Here are a few things I have done over the years:

I went to free classes given by the local Chamber of Commerce.

Read books and articles.

Started a list called "Business Bootstrappers" so I can forward things from HN
and have a record to return to. In theory, this might someday lead to actual
discussion with like minded others.

Collected recyclables while incredibly poor and in desperate need of the
money. This taught me a fair amount about making decisions like "Do I just
need The Money today, no matter how much time and effort it takes me? Or is
this is a situation where the extra time and effort costs too much and is
really a bad idea? Where is the sweet spot here for making money at a
reasonable margin of return for what it costs me to do this?"

Over the years, I have spent a whole lot of time pondering the question of how
and what to charge other people.

I was a good student in high school and I sometimes felt like the teacher's
were vindictively taking points off because I didn't spend enough time on it
in their opinion. It was what I thought of as "sweat equity grading." It
didn't really matter if it was right, they were just (seemingly) mad that I
had the answer with seemingly no effort.

This experience has had me long wondering how to price things based on value
to the customer rather than on time and effort on my end. There are sometimes
comments on HN that indicate that you shouldn't really charge by the hour as
that keeps you trapped as a wage slave. You need to figure out how to charge
for value delivered as a separate question from time and effort on your end.
That is the only way to really get rich.

It is also the only thing that makes sense for selling high level expertise.
Kind of like the joke about the invoice that says something like "$1 for
tapping the thing. $999 for knowing where to tap."

So I am trying to figure out how to sell my services by the "piece" rather
than by the hour.
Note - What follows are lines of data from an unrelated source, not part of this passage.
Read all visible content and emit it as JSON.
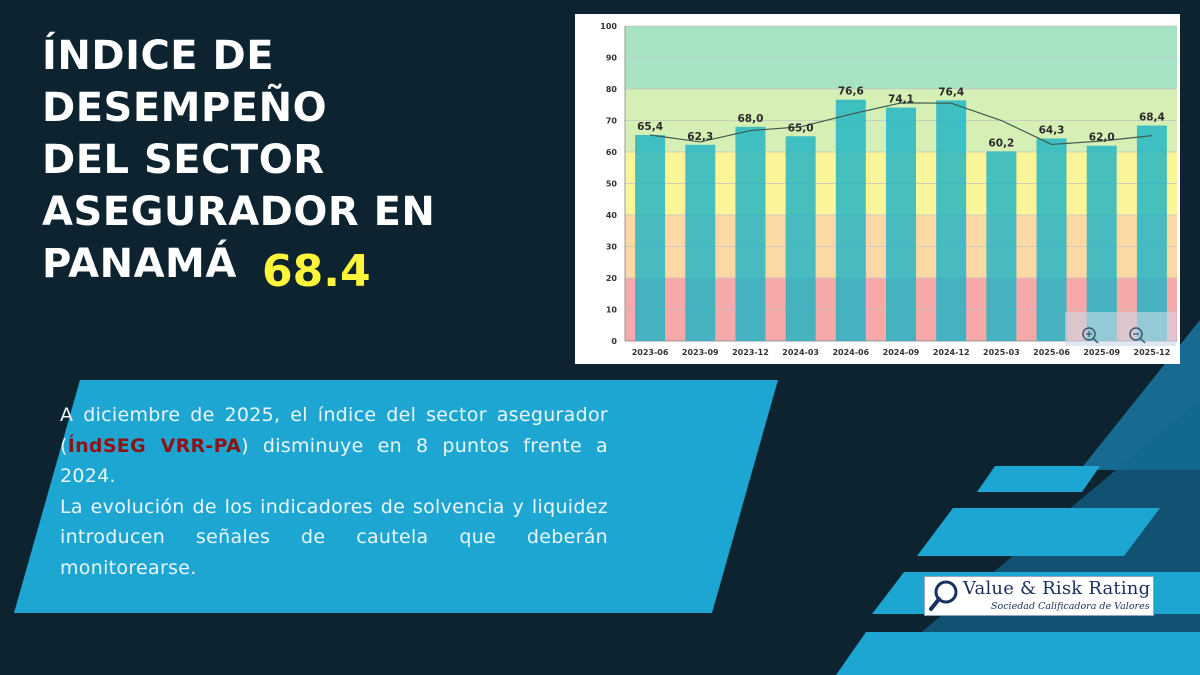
{
  "title_lines": [
    "ÍNDICE DE DESEMPEÑO",
    "DEL SECTOR",
    "ASEGURADOR EN",
    "PANAMÁ"
  ],
  "current_score": "68.4",
  "description": {
    "p1_before": "A diciembre de 2025, el índice del sector asegurador (",
    "p1_highlight": "ÍndSEG VRR-PA",
    "p1_after": ") disminuye en 8 puntos frente a 2024.",
    "p2": "La evolución de los indicadores de solvencia y liquidez introducen señales de cautela que deberán monitorearse."
  },
  "logo": {
    "name": "Value & Risk Rating",
    "subtitle": "Sociedad Calificadora de Valores"
  },
  "colors": {
    "background": "#0e2330",
    "accent_blue": "#1ea6d3",
    "title_white": "#ffffff",
    "score_yellow": "#fff53a",
    "highlight_red": "#8c1414",
    "bar_teal": "#25b9c7",
    "band_red": "#f7a8a8",
    "band_orange": "#fcd8a4",
    "band_yellow": "#fbf59a",
    "band_lightgreen": "#d6efb4",
    "band_green": "#a8e3c3"
  },
  "chart_data": {
    "type": "bar",
    "categories": [
      "2023-06",
      "2023-09",
      "2023-12",
      "2024-03",
      "2024-06",
      "2024-09",
      "2024-12",
      "2025-03",
      "2025-06",
      "2025-09",
      "2025-12"
    ],
    "values": [
      65.4,
      62.3,
      68.0,
      65.0,
      76.6,
      74.1,
      76.4,
      60.2,
      64.3,
      62.0,
      68.4
    ],
    "value_labels": [
      "65,4",
      "62,3",
      "68,0",
      "65,0",
      "76,6",
      "74,1",
      "76,4",
      "60,2",
      "64,3",
      "62,0",
      "68,4"
    ],
    "trend_line": [
      65.4,
      63.2,
      66.8,
      68.0,
      72.0,
      75.6,
      75.5,
      70.0,
      62.4,
      63.5,
      65.2
    ],
    "y_ticks": [
      0,
      10,
      20,
      30,
      40,
      50,
      60,
      70,
      80,
      90,
      100
    ],
    "ylim": [
      0,
      100
    ],
    "bands": [
      {
        "from": 0,
        "to": 20,
        "color": "#f7a8a8"
      },
      {
        "from": 20,
        "to": 40,
        "color": "#fcd8a4"
      },
      {
        "from": 40,
        "to": 60,
        "color": "#fbf59a"
      },
      {
        "from": 60,
        "to": 80,
        "color": "#d6efb4"
      },
      {
        "from": 80,
        "to": 100,
        "color": "#a8e3c3"
      }
    ],
    "xlabel": "",
    "ylabel": "",
    "grid": true
  }
}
I don't like selling by the hour. I am trying to commodify
my services and say "X item costs $y amount" rather than charging by the hour
for most things. That way if I run into a snag, I am not charging customers
for what I didn't know and had to research, but, by the same token, if it was
easy for me because I have years of experience, I am not undercharging because
it only took me 10 minutes.

I am charging for those years of experience and the knowledge I have. I should
get paid a reasonable amount because it saves them hours and hours and gets
them something better quality than they could create on their own, not for my
10 minutes per se.